Whether we like it or not, this perception is a potent force that has potentially disastrous consequences if ignored. (Look no further than the plummeting fortunes of agbiotech following European rejection of its products.) Life-giving biomedicines are generally well accepted, the benefits clearly outweighing the risks. But even here, there have recently been public protests over the testing of medicines in animals. In February, these were so extreme that an executive at Huntingdon Life Sciences in the United Kingdom was physically assaulted with baseball bats (see p. 495).

But not all biotechnologies elicit irrational overreaction. A report released last month by the OECD entitled “The Application of Biotechnology to Industrial Sustainability” (see p. 493) provides some real-world examples of biotechnology at its most publicly “acceptable.” Overall, it details 21 instances from around the world in which living organisms have been harnessed to produce pharmaceuticals, fine and bulk chemicals, food and feed, textiles, pulp and paper, minerals, and energy. And all these processes provide cheaper, cleaner, more flexible, and less wasteful options than those presently used by the chemical industries.

The report is timely because it clearly demonstrates that advances in biotechnology research have improved the efficiencies of bioprocesses to the stage where they can now compete with other conventional technologies. Many of these advances have been covered in our pages: novel enzymes capable of withstanding hostile industrial environments isolated from extremophiles or evolved in recombinant organisms using directed evolution and/or DNA-shuffling approaches; encapsulation technologies using viral cages or synthetic polymers for enzyme protection and chiral separations; studies on the formation of hierarchical architectures in seashells, bone, and skin for research on adhesives and composite materials; increased understanding of metabolic fluxes and its application to the engineering of organisms that synthesize a wide range of biodegradable materials, bioplastics, fibers, and even timbers. Industrial bioengineering can supplement traditional chemistry; chemists are very adapt at designing reactions for simple syntheses; bioengineering excels at creating complex compounds by exploiting the incredible metabolic capacity of living organisms.

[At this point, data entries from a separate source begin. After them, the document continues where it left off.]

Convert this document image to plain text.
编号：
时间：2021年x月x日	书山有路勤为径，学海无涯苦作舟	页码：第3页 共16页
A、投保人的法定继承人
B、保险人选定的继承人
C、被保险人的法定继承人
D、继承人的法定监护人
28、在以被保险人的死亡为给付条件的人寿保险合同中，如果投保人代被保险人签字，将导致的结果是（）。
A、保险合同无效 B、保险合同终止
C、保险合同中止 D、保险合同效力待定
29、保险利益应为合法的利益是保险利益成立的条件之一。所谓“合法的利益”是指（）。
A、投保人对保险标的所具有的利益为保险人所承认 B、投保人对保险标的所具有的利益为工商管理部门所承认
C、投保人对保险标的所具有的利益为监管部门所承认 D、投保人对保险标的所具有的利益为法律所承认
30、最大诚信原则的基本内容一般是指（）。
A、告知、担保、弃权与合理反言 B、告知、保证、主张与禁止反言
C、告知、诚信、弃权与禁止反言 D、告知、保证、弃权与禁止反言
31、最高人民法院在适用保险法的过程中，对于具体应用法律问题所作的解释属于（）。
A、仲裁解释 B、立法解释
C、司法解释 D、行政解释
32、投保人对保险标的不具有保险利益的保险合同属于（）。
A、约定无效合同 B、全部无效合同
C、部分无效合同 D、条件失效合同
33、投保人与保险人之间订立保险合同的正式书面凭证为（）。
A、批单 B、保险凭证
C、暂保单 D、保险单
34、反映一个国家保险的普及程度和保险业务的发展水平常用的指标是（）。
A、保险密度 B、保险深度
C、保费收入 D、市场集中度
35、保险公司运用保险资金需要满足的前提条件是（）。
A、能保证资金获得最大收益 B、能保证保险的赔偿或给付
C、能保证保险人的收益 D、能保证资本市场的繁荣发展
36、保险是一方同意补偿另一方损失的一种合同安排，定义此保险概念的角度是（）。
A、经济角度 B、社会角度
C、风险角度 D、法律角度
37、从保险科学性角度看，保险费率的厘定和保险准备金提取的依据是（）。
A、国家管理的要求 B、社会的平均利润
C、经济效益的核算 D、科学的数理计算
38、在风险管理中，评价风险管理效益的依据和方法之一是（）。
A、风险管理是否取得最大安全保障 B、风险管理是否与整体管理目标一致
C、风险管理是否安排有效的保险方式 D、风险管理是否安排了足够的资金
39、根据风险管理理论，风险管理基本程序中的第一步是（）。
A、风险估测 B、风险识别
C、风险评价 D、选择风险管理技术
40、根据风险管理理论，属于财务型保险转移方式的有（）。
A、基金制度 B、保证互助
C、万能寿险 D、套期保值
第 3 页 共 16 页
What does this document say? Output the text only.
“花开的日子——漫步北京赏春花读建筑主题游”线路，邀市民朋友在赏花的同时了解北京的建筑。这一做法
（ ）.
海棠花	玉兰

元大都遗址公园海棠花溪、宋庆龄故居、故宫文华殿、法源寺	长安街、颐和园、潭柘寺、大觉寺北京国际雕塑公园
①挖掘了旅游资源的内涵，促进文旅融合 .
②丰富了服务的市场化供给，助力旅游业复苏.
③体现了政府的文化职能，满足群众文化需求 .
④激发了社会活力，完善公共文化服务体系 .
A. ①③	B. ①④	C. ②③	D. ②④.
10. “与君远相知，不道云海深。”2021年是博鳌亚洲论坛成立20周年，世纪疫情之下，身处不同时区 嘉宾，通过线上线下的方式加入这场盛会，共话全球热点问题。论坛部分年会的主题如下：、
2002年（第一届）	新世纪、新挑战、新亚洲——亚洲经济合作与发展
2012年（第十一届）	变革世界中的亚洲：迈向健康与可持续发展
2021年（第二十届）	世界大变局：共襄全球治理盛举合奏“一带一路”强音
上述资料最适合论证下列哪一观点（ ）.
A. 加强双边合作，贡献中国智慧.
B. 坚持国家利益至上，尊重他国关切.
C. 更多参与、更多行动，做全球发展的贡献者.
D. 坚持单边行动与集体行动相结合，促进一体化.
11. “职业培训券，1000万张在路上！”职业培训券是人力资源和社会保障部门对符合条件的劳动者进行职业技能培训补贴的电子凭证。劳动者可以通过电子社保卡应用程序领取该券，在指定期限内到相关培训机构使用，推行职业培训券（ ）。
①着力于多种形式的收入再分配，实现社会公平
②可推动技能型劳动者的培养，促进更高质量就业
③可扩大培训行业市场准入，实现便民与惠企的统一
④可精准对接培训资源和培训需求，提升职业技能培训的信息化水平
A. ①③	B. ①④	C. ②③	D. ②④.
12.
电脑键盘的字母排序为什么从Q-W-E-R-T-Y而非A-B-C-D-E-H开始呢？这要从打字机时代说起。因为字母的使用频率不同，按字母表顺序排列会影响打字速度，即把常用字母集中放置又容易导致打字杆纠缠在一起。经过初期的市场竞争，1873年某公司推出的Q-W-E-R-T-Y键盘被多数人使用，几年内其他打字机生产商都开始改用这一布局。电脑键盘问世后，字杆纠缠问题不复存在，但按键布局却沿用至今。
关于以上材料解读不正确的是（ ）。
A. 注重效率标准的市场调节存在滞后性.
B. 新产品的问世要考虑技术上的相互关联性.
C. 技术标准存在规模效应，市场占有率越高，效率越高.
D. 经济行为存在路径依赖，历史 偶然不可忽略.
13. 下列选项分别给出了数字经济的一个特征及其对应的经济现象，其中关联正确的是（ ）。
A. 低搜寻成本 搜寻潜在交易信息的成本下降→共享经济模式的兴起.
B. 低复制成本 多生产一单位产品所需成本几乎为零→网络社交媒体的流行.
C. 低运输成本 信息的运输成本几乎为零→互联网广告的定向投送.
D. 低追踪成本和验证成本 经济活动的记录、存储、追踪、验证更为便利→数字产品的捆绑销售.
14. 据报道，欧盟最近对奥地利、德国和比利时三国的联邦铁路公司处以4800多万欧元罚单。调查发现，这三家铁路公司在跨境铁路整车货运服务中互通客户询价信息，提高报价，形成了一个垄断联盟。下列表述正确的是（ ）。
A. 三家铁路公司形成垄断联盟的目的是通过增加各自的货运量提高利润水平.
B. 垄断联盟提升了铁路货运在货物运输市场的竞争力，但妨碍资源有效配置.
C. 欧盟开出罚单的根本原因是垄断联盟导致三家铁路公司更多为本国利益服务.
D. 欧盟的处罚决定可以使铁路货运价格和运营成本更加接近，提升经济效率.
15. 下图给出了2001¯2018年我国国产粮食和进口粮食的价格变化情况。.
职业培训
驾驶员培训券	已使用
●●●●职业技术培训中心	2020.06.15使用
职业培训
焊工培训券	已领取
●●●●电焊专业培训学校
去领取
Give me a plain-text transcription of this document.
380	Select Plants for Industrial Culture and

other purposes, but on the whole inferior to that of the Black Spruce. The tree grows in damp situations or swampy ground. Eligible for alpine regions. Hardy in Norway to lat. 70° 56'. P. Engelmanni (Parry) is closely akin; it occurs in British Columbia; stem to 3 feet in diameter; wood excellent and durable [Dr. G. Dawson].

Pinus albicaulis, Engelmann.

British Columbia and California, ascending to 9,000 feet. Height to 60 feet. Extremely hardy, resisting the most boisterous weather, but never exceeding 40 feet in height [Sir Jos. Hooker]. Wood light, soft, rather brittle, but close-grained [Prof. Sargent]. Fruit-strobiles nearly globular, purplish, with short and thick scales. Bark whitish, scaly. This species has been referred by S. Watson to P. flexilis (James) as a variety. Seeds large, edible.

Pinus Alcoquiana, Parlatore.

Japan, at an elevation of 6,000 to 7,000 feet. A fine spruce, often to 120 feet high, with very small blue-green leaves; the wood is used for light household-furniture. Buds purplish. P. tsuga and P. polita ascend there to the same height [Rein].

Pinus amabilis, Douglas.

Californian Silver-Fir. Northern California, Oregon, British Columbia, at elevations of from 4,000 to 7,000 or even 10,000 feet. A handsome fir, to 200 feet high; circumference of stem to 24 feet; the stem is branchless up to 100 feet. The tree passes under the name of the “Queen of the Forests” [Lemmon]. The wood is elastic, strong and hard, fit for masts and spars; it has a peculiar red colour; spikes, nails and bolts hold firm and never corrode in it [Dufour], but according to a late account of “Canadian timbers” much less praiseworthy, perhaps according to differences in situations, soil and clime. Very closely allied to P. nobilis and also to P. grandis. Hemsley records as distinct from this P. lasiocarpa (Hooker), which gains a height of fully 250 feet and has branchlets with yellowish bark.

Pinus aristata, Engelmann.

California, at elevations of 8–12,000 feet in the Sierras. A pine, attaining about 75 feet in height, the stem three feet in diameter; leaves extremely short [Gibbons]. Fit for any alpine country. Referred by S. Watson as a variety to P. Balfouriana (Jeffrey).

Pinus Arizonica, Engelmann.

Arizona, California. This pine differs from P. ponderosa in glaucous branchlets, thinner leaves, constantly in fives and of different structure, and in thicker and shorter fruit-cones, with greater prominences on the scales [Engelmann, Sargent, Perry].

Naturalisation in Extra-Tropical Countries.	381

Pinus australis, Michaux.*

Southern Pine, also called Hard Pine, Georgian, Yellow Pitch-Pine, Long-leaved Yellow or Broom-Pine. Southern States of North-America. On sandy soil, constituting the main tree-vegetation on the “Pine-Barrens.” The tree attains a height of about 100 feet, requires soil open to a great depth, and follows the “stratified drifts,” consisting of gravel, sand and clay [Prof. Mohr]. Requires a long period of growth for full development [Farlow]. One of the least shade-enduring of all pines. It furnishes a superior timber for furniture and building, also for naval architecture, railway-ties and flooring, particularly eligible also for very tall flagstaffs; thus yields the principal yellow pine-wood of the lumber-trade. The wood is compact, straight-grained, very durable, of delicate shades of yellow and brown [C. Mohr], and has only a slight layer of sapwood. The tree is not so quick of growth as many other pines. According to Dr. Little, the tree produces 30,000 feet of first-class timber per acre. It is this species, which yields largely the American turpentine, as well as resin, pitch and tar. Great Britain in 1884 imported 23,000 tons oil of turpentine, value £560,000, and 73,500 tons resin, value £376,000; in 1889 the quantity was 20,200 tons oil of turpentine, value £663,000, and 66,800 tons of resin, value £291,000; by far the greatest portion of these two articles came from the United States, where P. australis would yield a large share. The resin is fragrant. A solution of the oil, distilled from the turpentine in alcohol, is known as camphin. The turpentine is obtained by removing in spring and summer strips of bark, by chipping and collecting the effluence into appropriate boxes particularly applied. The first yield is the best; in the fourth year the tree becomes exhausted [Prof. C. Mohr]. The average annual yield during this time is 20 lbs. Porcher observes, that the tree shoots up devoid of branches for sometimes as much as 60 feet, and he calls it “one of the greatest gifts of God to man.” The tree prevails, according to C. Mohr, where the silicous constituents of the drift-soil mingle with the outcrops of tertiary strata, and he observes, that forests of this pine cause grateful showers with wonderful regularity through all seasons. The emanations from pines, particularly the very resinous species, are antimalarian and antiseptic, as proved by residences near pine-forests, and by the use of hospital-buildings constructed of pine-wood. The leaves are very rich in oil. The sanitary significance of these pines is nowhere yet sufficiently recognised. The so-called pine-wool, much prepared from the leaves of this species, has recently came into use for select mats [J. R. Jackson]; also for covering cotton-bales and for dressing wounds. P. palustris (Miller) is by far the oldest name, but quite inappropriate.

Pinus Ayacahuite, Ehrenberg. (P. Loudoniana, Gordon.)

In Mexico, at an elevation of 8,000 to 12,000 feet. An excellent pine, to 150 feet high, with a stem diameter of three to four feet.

The implications of these developments for biotechnology PR are plain. Green biotechnologies promise industrial products that can be “grown” rather than manufactured; fabricated with far less damage to the environment; and ultimately (although this one is a bit of a stretch) produced in areas of the world that presently have most of the human population, but least of the riches. What's more, similar to developments in health care, bioprocesses promise to shift the emphasis away from remediation to prevention of destruction.

With all this going for it, why has adoption of green biotechnology been so slow? One reason may be that in the current genome-obsessed environment, it is rather unexciting or untrendy. It certainly has been poorly funded. According to the US Department of Energy, since 1983, funding for biofuels has never exceeded $4.7 million per annum. Figures for European funding of recyclable energy research since 1985 are similar. That said, in the United States at least, this situation may be changing. At the beginning of the year, the government allocated $250 million for bioprocessing and bioengineering research. In addition, US Vice President Dick Cheney announced last month a biomass-refining initiative that will inject million of dollars of research spending and tax incentives.

Regardless of public funding, green biotechnologies must demonstrate that they are economically viable alternatives to conventional processes. Because biotechnologies are new and unfamiliar, industrialists often assume that the costs and risks are too high and the scale of operation too restrictive. These individuals should take stock of the OECD report, however. It provides clear examples of processes in which operating costs were lowered (in some cases by as much as 90%) and energy savings were achieved. In fact, biotechnological processes can often be easily incorporated into existing manufacturing facilities without the need for extensive retooling; the problem is reeducating engineers and industrial designers to adopt the technology.

The move to industrial bioprocessing clearly goes hand in hand with the public desire for a cleaner environment. It is in tune with increasing public enthusiasm for more sustainable lifestyles and the demand for cleaner products. What's more, unlike fields such as genomics, these technologies are at a stage of development where they can immediately produce tangible products for use in industrial applications. As many of the founders of biotechnology were fond of saying in their youth, “Seize the Time.”